Bir “FakeNewsEra” “Yellow Journalism”

Medya etiği ya da gazetecilik etiği alanının;
“Gazetecinin ahlaki sorumlulukları nelerdir?” “Doğru haber nasıl yapılır?” gibi soruların üzerinde
durduğunu söyleyebiliriz. Gazetecilikle birlikte 1970-80’lerde gelişen kitle iletişim araçları,
enformasyon sirkülasyonu bu alandaki etik tartışmaların kapısını aralamıştır. Doğru haber, dürüstlük,
tarafsızlık, özerklik, objektiflik gibi terimlerin üzerine eğilmiştir.

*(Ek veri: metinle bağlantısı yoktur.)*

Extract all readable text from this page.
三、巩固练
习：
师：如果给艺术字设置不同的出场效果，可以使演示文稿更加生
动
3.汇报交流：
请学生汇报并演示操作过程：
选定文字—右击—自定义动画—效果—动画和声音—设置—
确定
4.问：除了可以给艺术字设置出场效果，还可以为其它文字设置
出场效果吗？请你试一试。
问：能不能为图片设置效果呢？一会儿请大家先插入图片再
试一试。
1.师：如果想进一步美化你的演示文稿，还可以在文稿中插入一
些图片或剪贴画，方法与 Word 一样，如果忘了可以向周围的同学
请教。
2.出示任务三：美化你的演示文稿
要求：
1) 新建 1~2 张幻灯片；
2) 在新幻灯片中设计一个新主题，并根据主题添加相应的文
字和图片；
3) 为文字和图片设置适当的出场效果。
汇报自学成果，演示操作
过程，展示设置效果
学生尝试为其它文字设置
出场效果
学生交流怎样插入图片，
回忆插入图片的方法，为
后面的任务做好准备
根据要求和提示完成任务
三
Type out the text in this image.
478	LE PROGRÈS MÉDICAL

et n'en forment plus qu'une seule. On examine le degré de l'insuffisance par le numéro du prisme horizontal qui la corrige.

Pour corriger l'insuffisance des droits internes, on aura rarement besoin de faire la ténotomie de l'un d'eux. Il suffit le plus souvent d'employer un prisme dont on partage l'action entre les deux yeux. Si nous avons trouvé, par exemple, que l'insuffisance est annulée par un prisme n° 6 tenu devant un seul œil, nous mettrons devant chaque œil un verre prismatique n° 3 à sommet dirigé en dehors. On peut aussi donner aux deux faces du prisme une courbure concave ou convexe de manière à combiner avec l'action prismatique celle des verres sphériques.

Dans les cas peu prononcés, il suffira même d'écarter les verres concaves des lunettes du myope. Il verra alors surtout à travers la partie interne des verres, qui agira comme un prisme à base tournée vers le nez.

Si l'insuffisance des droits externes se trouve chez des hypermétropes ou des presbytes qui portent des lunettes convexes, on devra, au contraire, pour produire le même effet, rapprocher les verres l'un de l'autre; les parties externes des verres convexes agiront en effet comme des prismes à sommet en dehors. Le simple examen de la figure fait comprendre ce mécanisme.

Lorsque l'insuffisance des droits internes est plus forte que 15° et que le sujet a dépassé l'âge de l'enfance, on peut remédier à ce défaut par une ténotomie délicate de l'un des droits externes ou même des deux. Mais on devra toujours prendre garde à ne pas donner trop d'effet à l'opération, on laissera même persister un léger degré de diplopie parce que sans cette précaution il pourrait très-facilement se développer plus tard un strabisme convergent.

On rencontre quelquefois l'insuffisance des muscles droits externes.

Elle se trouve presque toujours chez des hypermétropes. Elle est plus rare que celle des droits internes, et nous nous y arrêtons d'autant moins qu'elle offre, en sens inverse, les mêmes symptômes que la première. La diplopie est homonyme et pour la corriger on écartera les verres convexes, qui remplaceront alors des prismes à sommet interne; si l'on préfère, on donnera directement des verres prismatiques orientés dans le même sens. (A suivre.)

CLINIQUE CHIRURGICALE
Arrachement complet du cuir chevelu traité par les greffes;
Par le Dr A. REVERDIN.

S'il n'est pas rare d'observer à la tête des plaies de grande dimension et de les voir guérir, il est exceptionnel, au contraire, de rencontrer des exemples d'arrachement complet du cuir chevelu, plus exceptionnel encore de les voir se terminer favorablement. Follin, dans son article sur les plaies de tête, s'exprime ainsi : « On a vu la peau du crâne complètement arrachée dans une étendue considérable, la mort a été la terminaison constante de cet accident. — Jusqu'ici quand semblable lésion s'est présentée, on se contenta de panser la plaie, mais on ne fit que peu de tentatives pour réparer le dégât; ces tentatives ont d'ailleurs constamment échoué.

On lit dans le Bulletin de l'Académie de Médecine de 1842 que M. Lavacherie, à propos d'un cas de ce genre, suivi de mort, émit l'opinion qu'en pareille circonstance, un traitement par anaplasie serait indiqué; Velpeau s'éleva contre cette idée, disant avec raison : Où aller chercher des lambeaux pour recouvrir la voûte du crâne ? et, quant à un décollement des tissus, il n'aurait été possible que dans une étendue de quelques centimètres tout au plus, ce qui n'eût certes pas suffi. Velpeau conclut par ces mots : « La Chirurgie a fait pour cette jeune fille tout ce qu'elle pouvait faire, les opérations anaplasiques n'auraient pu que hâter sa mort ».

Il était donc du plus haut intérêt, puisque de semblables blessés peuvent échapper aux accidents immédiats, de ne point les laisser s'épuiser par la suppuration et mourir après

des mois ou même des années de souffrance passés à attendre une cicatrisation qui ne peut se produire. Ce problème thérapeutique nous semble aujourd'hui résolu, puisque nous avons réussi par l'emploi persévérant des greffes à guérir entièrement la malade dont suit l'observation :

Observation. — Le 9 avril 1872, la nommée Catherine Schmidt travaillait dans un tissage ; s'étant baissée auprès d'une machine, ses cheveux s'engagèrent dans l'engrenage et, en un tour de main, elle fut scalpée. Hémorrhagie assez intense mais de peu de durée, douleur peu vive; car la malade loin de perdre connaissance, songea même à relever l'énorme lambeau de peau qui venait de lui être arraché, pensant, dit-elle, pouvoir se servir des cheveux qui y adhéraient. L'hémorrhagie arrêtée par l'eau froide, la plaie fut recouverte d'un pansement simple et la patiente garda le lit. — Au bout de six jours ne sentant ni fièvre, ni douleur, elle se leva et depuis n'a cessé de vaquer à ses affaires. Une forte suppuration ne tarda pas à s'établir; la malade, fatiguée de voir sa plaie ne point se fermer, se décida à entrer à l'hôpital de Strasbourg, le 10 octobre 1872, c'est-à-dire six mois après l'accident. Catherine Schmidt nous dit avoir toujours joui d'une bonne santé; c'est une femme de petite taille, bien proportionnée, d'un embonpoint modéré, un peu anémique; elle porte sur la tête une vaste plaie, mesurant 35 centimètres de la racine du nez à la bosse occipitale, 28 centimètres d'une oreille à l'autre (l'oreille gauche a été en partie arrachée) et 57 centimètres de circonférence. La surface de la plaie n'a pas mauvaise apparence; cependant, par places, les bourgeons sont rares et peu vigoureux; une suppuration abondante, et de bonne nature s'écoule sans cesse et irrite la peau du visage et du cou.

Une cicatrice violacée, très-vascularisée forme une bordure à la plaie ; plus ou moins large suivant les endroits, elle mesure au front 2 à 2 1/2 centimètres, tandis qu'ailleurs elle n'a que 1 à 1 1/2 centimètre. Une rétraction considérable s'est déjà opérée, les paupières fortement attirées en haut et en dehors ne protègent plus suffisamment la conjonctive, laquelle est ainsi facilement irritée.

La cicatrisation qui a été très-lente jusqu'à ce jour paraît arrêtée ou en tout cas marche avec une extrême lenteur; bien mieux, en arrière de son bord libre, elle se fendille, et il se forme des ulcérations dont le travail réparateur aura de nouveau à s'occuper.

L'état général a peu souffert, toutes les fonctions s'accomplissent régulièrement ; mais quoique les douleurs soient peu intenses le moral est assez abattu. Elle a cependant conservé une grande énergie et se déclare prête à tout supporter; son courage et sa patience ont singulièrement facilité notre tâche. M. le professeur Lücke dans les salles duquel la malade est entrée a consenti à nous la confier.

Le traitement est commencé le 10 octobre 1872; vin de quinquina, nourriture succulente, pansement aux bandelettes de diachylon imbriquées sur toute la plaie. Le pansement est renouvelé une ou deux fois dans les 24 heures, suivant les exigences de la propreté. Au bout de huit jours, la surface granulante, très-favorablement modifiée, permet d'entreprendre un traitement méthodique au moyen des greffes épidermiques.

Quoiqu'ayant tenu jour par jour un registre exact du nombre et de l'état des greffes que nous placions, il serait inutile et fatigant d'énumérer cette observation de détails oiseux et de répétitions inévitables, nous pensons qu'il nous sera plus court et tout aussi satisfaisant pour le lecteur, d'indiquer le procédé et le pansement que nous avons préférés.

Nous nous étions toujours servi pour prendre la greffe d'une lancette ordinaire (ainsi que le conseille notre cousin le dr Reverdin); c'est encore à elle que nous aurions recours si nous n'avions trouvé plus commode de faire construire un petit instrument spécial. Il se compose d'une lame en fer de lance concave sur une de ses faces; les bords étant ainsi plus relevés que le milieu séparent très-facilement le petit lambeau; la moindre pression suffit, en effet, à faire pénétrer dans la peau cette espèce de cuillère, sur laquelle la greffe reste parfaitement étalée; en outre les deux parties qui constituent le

Sarı Basın: 19’ncu yüzyılın sonlarına doğru 1895 yılında New York’ta iki günlük gazete olan Joseph
Pulitzer’in New York World Gazetesi ile Willam Randolof Hearst’ün New York Journal Gazetesi birbiriyle
acımasız bir tiraj yarışına girerler. Bu rekabet sonucu ortaya ilk önce “Sarı Çocuk” terimi, kısa bir süre
sonra bu da değişerek “Sarı Basın/Gazetecilik” terimi basın dünyasında kendisine yer edinmiş ve
literatüre girmiştir. (Soygüder, 2013) Karikatür ’ünde bize gösterdiği gibi “sarı gazetecilik-basın” terimi
sahte haberler, ucuz sansasyonlar, kışkırtıcı magazinsel içerikler ile rekabeti güçlendirmeye yönelik bir
amaç taşımaktadır. Mart 1898’de Morning Journal’in çizimcisi Frederick Remington, Havana’dan
patronu Hearst’e şöyle yazıyordu: “Durum sakin. Burada bir sorun yok. Savaş olmayacak. Beni geri
çağırmanızı istiyorum.” Hearst ise çektiği telgrafta cevap olarak şöyle dedi: “Lütfen kalın. Siz
çizimlerinizi yapın, ben size savaş çıkartırım.” (Barındık, 2018) Bunun gibi örnekler çoğaltılabilir Irak
savaşı gibi… En hayati durumlarda bile editöryal hiyerarşinin baskın çıktığını pragmatist bir yaklaşım ile
sadece gazetenin geleceğinin düşünüldüğünü görebiliriz. Tirajların yüksek olması ya da TV’de reyting
ve reklamın yüksek olması dünyada herhangi bir yerde yaşam hakkı ihlal edilen toplumlardan daha
önemli olabiliyor.

Bunlarla birlikte Avrupa’da sarı rengine atfedilen anlamlar; yalan, ihanet, ispiyonculuk, toplumdan
dışlananların, suçluların, borçluların, fahişelerin, ahlâksız hayatların ve aşırılığın, abartının rengi olarak
görülmekte. Bu nedenle Sarı Basın’ın isim kökeninin de hiç de boş olmadığı tarihsel süreçte rengin
kazandığı anlamlarla örtüştüğü bir gerçektir.

Peki asıl üstünde durmamız sorgulamamız gereken nokta nedir? Vatandaş gazeteciliği eliyle, sosyal medya yoluyla bilinçsiz bir şekilde sirkülasyona giren “yanlış bilgiler” mi yoksa tamamen kamuoyu yaratmak amacı ile tepeden birilerinin emriyle yayılan “yanlış bilgiler” mi problemimiz.